Hará como unos siete años, en la semana previa a la Navidad, caminaba por la calle Ponzano, en las proximidades de las oficinas en Madrid de Grupo Diario, cuando a mis espaldas escuché que alguien gritaba mi nombre.

-¡Miguel! ¡Miguel!

Me giré y vi cómo en la esquina contraria permanecía abierta la puerta de un bar y de ella salía a la carrera una mujer que, apresurándose hacia mí, seguía gritando mi nombre con una inmensa y afable sonrisa en el rostro.

-¡Miguel! ¡Miguel!

Fruto de mi incipiente miopía y, sobre todo, fruto del desconcierto, no terminaba de atinar con quién era aquella mujer, si realmente se dirigía a mí y, en tal caso, quién podía ser para saludarme con tan incontenible entusiasmo.

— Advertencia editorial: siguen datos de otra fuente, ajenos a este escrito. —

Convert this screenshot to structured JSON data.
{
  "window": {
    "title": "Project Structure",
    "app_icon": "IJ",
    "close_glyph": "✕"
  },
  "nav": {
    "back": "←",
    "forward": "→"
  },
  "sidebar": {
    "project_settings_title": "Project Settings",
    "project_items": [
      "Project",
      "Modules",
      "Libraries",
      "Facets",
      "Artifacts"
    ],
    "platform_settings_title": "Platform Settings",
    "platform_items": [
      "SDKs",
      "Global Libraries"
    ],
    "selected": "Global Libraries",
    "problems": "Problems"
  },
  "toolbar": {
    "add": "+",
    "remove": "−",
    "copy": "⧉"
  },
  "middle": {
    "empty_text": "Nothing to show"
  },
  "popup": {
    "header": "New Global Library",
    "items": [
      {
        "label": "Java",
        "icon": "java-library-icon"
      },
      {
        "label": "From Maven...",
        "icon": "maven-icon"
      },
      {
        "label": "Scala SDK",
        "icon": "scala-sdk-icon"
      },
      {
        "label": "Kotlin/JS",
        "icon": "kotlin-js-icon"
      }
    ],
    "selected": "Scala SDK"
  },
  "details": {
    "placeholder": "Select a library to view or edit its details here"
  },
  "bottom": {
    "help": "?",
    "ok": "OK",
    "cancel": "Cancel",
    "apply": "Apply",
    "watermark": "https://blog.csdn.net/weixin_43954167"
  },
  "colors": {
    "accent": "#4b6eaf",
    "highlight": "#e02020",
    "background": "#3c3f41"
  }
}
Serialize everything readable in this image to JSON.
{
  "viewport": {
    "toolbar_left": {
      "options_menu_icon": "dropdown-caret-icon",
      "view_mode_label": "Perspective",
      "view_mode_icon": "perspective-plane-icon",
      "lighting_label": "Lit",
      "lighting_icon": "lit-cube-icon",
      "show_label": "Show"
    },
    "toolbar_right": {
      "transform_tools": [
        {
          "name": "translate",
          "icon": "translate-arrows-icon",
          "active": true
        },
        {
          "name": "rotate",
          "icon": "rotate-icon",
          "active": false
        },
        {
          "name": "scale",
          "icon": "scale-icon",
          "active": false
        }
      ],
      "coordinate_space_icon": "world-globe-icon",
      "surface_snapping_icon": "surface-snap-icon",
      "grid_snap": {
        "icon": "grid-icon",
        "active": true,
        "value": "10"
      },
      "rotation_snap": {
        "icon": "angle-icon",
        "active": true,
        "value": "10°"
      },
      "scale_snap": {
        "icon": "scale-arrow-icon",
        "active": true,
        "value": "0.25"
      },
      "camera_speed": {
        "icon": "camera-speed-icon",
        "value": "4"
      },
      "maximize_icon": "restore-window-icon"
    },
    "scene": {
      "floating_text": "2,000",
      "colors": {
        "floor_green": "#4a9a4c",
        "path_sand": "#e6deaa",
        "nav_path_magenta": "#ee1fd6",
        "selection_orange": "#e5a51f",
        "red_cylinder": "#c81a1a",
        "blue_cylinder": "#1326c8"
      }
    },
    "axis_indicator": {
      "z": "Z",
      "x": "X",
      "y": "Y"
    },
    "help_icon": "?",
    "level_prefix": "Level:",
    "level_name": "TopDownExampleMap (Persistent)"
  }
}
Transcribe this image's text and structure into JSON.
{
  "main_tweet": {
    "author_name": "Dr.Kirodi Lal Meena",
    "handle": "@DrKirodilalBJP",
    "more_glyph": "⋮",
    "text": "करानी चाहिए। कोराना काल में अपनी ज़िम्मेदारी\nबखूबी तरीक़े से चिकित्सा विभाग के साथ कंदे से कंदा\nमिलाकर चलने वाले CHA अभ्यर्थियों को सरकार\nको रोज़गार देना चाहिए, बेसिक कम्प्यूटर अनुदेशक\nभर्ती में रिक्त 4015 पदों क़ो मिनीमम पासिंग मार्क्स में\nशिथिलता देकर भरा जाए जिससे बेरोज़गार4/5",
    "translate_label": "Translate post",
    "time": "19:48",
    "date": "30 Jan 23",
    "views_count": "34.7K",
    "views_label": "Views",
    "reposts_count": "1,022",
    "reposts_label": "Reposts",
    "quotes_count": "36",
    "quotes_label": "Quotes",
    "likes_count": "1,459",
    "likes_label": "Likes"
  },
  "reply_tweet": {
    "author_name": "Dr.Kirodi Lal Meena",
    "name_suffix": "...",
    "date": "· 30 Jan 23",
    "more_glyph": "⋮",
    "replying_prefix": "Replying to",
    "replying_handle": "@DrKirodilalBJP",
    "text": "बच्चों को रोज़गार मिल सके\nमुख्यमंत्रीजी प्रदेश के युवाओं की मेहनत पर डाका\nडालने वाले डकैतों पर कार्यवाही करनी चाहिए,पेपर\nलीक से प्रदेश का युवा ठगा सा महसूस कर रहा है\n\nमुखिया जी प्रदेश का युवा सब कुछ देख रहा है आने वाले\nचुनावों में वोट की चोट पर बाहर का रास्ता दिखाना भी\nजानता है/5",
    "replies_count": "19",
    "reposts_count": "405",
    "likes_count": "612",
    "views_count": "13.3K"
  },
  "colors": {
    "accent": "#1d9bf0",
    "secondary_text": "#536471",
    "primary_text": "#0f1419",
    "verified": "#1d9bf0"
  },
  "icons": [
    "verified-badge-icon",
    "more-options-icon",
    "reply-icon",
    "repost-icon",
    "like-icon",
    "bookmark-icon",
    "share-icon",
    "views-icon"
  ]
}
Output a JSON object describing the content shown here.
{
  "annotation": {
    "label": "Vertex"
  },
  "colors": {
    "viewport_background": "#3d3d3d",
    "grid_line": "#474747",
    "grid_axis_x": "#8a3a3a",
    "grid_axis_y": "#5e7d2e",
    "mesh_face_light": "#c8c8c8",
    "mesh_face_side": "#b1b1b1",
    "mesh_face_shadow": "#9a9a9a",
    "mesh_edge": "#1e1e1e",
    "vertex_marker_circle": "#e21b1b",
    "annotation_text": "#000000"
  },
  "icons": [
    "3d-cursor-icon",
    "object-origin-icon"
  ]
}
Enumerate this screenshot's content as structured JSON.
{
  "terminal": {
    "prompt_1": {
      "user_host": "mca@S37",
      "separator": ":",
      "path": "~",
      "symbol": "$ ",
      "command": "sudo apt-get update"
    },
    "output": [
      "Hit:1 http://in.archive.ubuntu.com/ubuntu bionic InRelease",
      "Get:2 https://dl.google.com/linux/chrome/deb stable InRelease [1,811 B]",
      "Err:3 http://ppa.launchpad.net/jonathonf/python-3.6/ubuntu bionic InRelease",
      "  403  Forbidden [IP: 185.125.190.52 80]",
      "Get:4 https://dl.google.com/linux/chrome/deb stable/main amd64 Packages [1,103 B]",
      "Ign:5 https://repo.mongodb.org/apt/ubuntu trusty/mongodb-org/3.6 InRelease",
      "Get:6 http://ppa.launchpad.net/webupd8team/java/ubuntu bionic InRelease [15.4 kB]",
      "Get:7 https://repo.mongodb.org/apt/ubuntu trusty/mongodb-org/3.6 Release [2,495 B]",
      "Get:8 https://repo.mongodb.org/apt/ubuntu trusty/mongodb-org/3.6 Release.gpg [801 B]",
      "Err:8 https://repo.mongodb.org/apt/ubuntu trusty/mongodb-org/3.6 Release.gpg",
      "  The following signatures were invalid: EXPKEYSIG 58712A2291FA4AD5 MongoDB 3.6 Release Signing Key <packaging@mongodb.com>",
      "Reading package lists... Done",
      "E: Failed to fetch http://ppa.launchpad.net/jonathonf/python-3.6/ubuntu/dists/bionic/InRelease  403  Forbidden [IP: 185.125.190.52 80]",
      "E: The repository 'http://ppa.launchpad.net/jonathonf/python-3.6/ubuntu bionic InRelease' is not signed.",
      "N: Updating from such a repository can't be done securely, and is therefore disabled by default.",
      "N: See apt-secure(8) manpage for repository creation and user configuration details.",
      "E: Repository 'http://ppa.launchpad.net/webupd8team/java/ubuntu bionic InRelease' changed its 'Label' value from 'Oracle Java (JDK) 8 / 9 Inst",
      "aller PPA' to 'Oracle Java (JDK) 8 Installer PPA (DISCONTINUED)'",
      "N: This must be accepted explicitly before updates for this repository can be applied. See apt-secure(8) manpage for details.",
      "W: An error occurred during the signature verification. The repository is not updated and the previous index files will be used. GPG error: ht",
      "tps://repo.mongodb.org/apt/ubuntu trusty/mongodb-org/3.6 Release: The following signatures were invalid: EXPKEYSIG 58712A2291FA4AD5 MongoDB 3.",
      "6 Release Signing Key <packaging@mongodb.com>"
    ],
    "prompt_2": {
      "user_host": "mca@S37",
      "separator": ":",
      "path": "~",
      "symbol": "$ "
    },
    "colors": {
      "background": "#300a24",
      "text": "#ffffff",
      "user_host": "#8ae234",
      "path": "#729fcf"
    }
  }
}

-Miguééél -terminó de gritar con cierta incredulidad y énfasis en las “es”, al percatarse de que servidor seguía en la inopia. Ahora bien, fue al pronunciar la segunda “e” que recuperó su faz habitual y desperté de golpe para reconocerla de inmediato.

-¡Qué tal! -acerté a responder sin saber muy bien si darle dos besos, la mano, un abrazo o exactamente qué.

-Pues estupendamente y qué alegría y qué bueno verte -me respondió la directora de Comunicación del Ministerio, la misma que durante años venía tratándome sin excepción con manifiesta displicencia, es decir, con indiferente desagrado o con desagradable indiferencia, acto tras acto, rueda de prensa tras rueda de prensa.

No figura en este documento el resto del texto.